Failed back syndrome refers to chronic neck pain or back pain after surgery. That is, surgery did not achieve the desired outcome, and the patient has difficulty returning to normal activity. Unfortunately, most cases of failed back surgery syndrome can be avoided by more careful preoperative patient screening. All too often, an MRI finding will not actually correlate with the patients’ symptoms. As a result, the actual painful pathology is not addressed. The pathology continues after surgery, only now the patient also has surgical pain and scarring. Failed back syndrome can also result when surgery does not adequately restore normal spinal alignment. For example, if a spinal fusion surgery is performed on the neck or lower back without attention to restoring a gentle backwards curve (lordosis), then the resulting forward bend can lead to chronic muscle fatigue, spasm, and pain.
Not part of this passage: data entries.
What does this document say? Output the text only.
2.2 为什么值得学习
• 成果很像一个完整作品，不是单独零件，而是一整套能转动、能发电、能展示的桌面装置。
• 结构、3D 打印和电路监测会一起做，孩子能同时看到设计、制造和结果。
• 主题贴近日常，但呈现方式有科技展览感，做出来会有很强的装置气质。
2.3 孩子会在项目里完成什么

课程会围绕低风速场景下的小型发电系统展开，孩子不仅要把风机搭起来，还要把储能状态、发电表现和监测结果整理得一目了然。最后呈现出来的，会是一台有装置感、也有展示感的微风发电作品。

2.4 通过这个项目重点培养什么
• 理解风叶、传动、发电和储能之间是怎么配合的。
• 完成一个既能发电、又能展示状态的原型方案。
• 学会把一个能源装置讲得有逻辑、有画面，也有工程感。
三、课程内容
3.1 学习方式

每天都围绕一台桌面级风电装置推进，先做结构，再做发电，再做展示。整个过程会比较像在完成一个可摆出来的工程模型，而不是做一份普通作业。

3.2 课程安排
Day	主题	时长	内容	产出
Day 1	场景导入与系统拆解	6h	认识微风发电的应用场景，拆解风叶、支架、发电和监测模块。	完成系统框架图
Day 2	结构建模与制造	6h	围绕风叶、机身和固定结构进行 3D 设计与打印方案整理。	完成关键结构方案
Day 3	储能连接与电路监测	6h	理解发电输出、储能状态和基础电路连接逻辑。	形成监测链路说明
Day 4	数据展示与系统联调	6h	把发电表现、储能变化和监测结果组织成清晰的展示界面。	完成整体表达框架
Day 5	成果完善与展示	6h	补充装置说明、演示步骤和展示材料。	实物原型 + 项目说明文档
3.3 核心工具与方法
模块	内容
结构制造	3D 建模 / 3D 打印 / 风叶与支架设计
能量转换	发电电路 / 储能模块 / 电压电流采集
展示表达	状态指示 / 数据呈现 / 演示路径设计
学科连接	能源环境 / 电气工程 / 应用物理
Revision Surgery and Pseudarthrosis
If a spine surgery results in failed back syndrome or pseudarthrosis, a patient will usually require a repeat procedure for correction. This is never a favorable situation, because repeat or salvage surgery involves scar tissue that obscures normal anatomy, and increases risks of complications, such as poor wound healing and nerve damage. The goal of spinal fusion surgery is to have bone grow across a joint, fusing that joint together. Metal screws, rods, and plates aid this process. If the bony fusion does not occur, then eventually the metal implants will become loose, and the joint will become painfully unstable. This is called pseudarthrosis. Pseudarthrosis typically occurs when the patient is a heavy smoker, a diabetic, or has poor bone quality. It requires a repeat surgery to correct.